Un altro verdetto della Corte di Giustizia Europea contro le organizzazioni che reggono il calcio internazionale, in questo caso la Fifa. Per alcuni, addirittura una nuova sentenza Bosman, in grado di rivoluzionare il sistema. Più probabilmente, un precedente complesso, che rappresenta di sicuro un brutto colpo per le istituzioni del pallone (dopo il no alla Superlega) ma i cui effetti sono ancora tutti da decifrare. Sta facendo il giro del mondo la notizia della vittoria al tribunale UE di Lassana Diarra contro la Fifa. Per capire di che si tratta bisogna riepilogare brevemente la vicenda, che risale a quando l’ormai ex centrocampista della Francia giocava in Russia per il Lokomotiv Mosca più di 10 anni fa.

Nell’agosto 2014 il club russo rescinde il contratto lamentando una serie di inadempienze da parte del calciatore: ne nasce una causa in cui la società chiede un indennizzo di 20 milioni di euro, mentre il giocatore il pagamento degli arretrati salariali.
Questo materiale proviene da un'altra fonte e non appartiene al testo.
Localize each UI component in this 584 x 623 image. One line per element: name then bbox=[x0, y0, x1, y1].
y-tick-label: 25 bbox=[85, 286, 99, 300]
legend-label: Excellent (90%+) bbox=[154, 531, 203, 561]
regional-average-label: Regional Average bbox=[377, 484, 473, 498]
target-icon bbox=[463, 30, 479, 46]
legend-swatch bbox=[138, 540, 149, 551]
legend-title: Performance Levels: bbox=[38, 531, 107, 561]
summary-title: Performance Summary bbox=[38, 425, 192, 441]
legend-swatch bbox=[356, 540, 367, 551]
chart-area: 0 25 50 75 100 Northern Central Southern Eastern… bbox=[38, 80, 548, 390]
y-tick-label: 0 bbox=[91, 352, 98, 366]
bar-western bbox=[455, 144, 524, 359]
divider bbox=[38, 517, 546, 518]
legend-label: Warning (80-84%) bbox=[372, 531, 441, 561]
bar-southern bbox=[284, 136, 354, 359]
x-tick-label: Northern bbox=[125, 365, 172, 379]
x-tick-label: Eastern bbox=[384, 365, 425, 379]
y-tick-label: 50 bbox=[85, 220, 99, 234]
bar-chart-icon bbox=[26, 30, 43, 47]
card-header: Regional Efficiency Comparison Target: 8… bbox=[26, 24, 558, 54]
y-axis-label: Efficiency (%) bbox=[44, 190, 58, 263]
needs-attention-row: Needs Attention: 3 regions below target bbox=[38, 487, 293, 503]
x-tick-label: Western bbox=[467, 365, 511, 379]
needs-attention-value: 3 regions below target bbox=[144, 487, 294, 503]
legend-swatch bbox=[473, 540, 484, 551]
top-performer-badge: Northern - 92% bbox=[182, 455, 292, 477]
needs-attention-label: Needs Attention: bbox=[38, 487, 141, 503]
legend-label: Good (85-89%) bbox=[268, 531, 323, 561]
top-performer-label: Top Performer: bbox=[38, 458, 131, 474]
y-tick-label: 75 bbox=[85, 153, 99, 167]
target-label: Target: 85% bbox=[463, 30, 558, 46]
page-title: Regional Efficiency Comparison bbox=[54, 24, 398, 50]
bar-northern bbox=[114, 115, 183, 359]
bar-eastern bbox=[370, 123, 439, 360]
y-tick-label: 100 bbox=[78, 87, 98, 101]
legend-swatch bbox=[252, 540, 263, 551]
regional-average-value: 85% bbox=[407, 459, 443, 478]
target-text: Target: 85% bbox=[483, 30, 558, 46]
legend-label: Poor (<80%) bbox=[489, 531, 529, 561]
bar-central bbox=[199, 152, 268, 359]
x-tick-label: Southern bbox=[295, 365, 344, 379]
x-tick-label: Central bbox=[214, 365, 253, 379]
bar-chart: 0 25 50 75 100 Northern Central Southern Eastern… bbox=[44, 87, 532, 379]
La Camera arbitrale della Fifa condanna il calciatore a un risarcimento di circa 10 milioni, poi confermato dal Tas, e a quel punto scattano i meccanismi Fifa per cui qualsiasi squadra che avrebbe tesserato Diarra sarebbe stata responsabile in solido della pendenza non onorata, oltre che passibile di squalifica. Ragione per cui a inizio 2015 salta il possibile passaggio allo Charleroi (la società belga si tira indietro di fronte ai possibili rischi) e Diarra rimane svincolato fino ad agosto, quando si accaserà al Marsiglia, dopo un periodo di inattività di un’intera stagione, piuttosto insolito per un giocatore del suo calibro. Oggi, a distanza di quasi 10 anni, la Corte di Giustizia Europea condanna la Fifa perché le sue misure sono state vessatorie e sproporzionate, in quanto contrarie alla libera circolazione dei lavoratori nella Ue.

La Fifa si è limitata a precisare che “solo due articoli delle norme internazionali sui trasferimenti sono stati messi in discussione”. Per l’avvocato Dupont (il nome non è casuale: è lo stesso legale della storica sentenza Bosman e più recentemente della Superlega, praticamente la criptonite di Uefa e Fifa) si tratta di una “vittoria totale che cambierà il sistema”. Infatti c’è già chi immagina una rivoluzione per cui i giocatori saranno liberi di lasciare le squadre, praticamente la fine del calciomercato e del calcio come l’abbiamo conosciuto. Ma cosa dice davvero la sentenza?

La condanna della Corte è pesante, per carità. I giudici europei affermano che la Fifa può porre dei paletti per tutelare la stabilità del sistema e la regolarità delle competizioni, ma che “diverse norme sembrano andare, sotto diversi aspetti, al di là, e addirittura, per alcuni, molto al di là di quanto necessario per raggiungere tale obiettivo”. Sono tre in particolare i punti censurati: il fatto che la nuova società che assume il calciatore a seguito di una risoluzione sia solidalmente responsabile del pagamento di indennità fissate su criteri imprecisi o discrezionale; che la nuova società incorra in una sanzione consistente nel divieto di tesserare calciatori; e che la Federazione di appartenenza possa rifiutarsi di rilasciare i certificati necessari al calciatore per andare a giocare in un nuovo campionato. Tutto ciò limita la libera circolazione e probabilmente andrà rivisto dalla Fifa.

Non è scritto da nessuna parte, però, che d’ora in poi i calciatori potranno stracciare i contratti a piacimento per accasarsi al miglior offerente. Per intenderci, il caso Diarra assomiglia più al lodo Mutu (anni fa condannato a risarcire il Chelsea dopo il licenziamento) che alla sentenza Bosman, con alcune specificità che potrebbero limitarne la portata. Innanzitutto in questo caso fu proprio il club (il Lokomotiv Mosca) a rescindere il contratto, e non il calciatore come invece si vorrebbe intendere per il futuro. Per altro, il dispositivo chiarisce che il trattato non si applica alle situazioni in cui tutti gli elementi sono confinati all’interno di un unico Stato membro (ma solo tra Stati diversi), dunque eventualmente gli effetti della sentenza non riguarderebbero i trasferimenti all’interno di un singolo campionato (ad esempio da una squadra di Serie A all’altra) ma solo verso altri tornei, e già questa è un’ulteriore limitazione. La conseguenza più certa e concreta sarà ridurre i rischi per i nuovi club che vogliano tesserare calciatori con un contenzioso pendente. E quindi solo in questo senso, soltanto indirettamente, la sentenza intacca il valore dei cartellini. Al momento, è soprattutto un altro punto in favore della lobby dei procuratori e un’altra sconfitta per Fifa/Uefa. Per il resto bisognerà attendere.